31 January 2016

Kenya: AU Adopts President Uhuru's Proposal for ICC Mass Withdrawal

Addis Ababa, Ethiopia — The African Union Sunday adopted a proposal by President Uhuru Kenyatta for the AU to develop a road map for the withdrawal of African nations from the Rome Statute.

The proposal was adopted together with a report by the AU Ministerial Committee of Ministers of Foreign Affairs, that draws a red line for the ICC over how it has been handling the case against Deputy President William Ruto and Joshua arap Sang.

The document asks the ICC to terminate the case against the DP and Sang as the case lacks any believable evidence.

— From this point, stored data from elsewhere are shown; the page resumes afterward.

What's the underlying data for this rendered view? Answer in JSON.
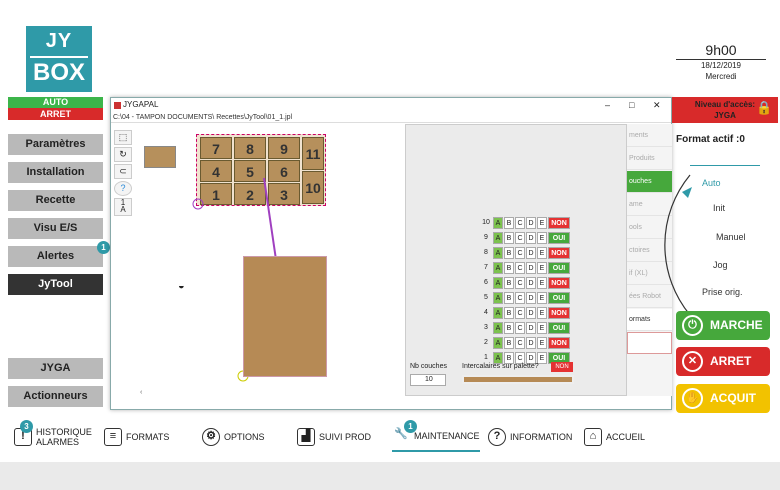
{
  "logo": {
    "line1": "JY",
    "line2": "BOX"
  },
  "clock": {
    "time": "9h00",
    "date": "18/12/2019",
    "day": "Mercredi"
  },
  "status": {
    "auto": "AUTO",
    "arret": "ARRET"
  },
  "sidebar": {
    "items": [
      {
        "label": "Paramètres"
      },
      {
        "label": "Installation"
      },
      {
        "label": "Recette"
      },
      {
        "label": "Visu E/S"
      },
      {
        "label": "Alertes",
        "badge": "1"
      },
      {
        "label": "JyTool"
      },
      {
        "label": "JYGA"
      },
      {
        "label": "Actionneurs"
      }
    ]
  },
  "window": {
    "title": "JYGAPAL",
    "path": "C:\\04 - TAMPON DOCUMENTS\\ Recettes\\JyTool\\01_1.jpl",
    "tool_one": "1",
    "tool_a": "A",
    "tool_help": "?"
  },
  "pallet": {
    "boxes": [
      "7",
      "8",
      "9",
      "11",
      "4",
      "5",
      "6",
      "10",
      "1",
      "2",
      "3"
    ]
  },
  "layers": {
    "rows": [
      {
        "n": "10",
        "status": "NON"
      },
      {
        "n": "9",
        "status": "OUI"
      },
      {
        "n": "8",
        "status": "NON"
      },
      {
        "n": "7",
        "status": "OUI"
      },
      {
        "n": "6",
        "status": "NON"
      },
      {
        "n": "5",
        "status": "OUI"
      },
      {
        "n": "4",
        "status": "NON"
      },
      {
        "n": "3",
        "status": "OUI"
      },
      {
        "n": "2",
        "status": "NON"
      },
      {
        "n": "1",
        "status": "OUI"
      }
    ],
    "letters": [
      "A",
      "B",
      "C",
      "D",
      "E"
    ],
    "nb_label": "Nb couches",
    "nb_value": "10",
    "inter_label": "Intercalaires sur palette?",
    "inter_value": "NON"
  },
  "window_menu": [
    "ments",
    "Produits",
    "ouches",
    "ame",
    "ools",
    "ctoires",
    "if (XL)",
    "ées Robot",
    "ormats"
  ],
  "access": {
    "line1": "Niveau d'accès:",
    "line2": "JYGA"
  },
  "format": "Format actif :0",
  "modes": [
    "Auto",
    "Init",
    "Manuel",
    "Jog",
    "Prise orig."
  ],
  "buttons": {
    "marche": "MARCHE",
    "arret": "ARRET",
    "acquit": "ACQUIT"
  },
  "bottom": {
    "historique_line1": "HISTORIQUE",
    "historique_line2": "ALARMES",
    "historique_badge": "3",
    "formats": "FORMATS",
    "options": "OPTIONS",
    "suivi": "SUIVI PROD",
    "maintenance": "MAINTENANCE",
    "maintenance_badge": "1",
    "information": "INFORMATION",
    "accueil": "ACCUEIL"
  }
}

President Kenyatta said Africa should make a powerful statement that reflects its refusal to be carried along in a system that has no regard for the sovereignty of nations and tramples on the security as well as the dignity of Africans.

He said the only option left for Africa was to completely withdraw from the Rome Statute because the utility of the ICC at this time of global turmoil is extremely limited.

President Kenyatta said leaders of the continent will be failing in their duties if they continued shoring up a dysfunctional instrument whose mainstay was to humiliate Africans and distract their governments from their mandates.

"We refuse to be carried along in a vehicle that has strayed off-course to the detriment of our sovereignty, security and dignity as Africans," said the President.

The document together with the proposal to give open-ended Ministerial Committee of Ministers of Foreign to embark on drawing the road map was adopted in the afternoon.

The ministers will first proceed to have meetings with the United Nations Security Council on the AU resolution asking for the termination of the Kenya case and several other recommendations.

The outcome of the meetings between the Ministers and the UN Security Council will determine the next course of action, which includes exercising the mandate for the mass withdrawal road map. 1 | 2 | 3

In his speech, President Kenyatta pointed out that Kenya's position, which is shared by other countries, was born out of the total disrespect with which the ICC has treated the concerns of Kenya and other African nations.

"When Kenya and the large group of African countries joined the International Criminal Court, it was to seek legal means to complement the other important tools that we have stood up. We sought to combat impunity while being sensitive to the reality of our young and fragile democracies. We have been sorely disappointed," said the President.

The President said Kenyans, including himself and the Deputy President, were subjected to weak cases built on weak investigations and pursued with politicised zeal

"There can be no recent illustration of this than January's proceedings in the case against my Deputy William Ruto and Journalist Joshua Sang," said the President.

In the case of the Deputy President, the prosecution of the ICC, wants the court to proceed without evaluating the evidence, said the President.

"In any criminal justice system, these cases would never have come to trial. It is our expectation that the law will be applied and cases terminated," said the President.

President Kenyatta said Kenya's disappointment with the ICC is made more serious because of the circumstances the country is facing.

"In the face of a mutating global terrorist threat that is costing us lives and great economic loss, in the midst of playing our part in mediating multiple peace processes in our region, we have had to contend with an ICC pursuing weak and politicized cases," said the President.

The Head of State said the only notable thing the ICC has achieved by pursuing the Kenya cases was to distract the Government from its duty to serve the Kenyan people and the continent fully.

"This is not what Kenya signed up for when we joined the ICC. I highly doubt that those of you that are its members expected this to be the way the court would conduct itself," said the President.

President Kenyatta said the only alternative for the total withdrawal from the Rome Statute was for the ICC to be drastically reformed.

The President said the Continent and the African Union have sought constructive engagement with ICC and sought its reform.

President Kenyatta said Africa should not tire from the efforts to reform the ICC even as it develops the procedures for mass withdrawal because African nations are not opposed to mechanism for justice.

"When Kenya and the large group of African countries joined the International Criminal Court, it was to seek legal means to complement the other important tools that we have stood up. ," said the President. "It is my sincere hope that our ICC reform agenda will succeed so that we can return to the instrument we signed up for. If it does not, I believe its utility for this continent at this moment of global turmoil will be extremely limited."

The report by the ministers, adopted by the AU calls on the ICC, to unconditionally drop the case against the DP and Sang.

The report expressed its deep concern with the propriety of the continued prosecution of the case against the DP and called on the ICC "to terminate the case without further delay as any continued prosecution is without foundation given the unambiguous absence of any evidence capable of belief".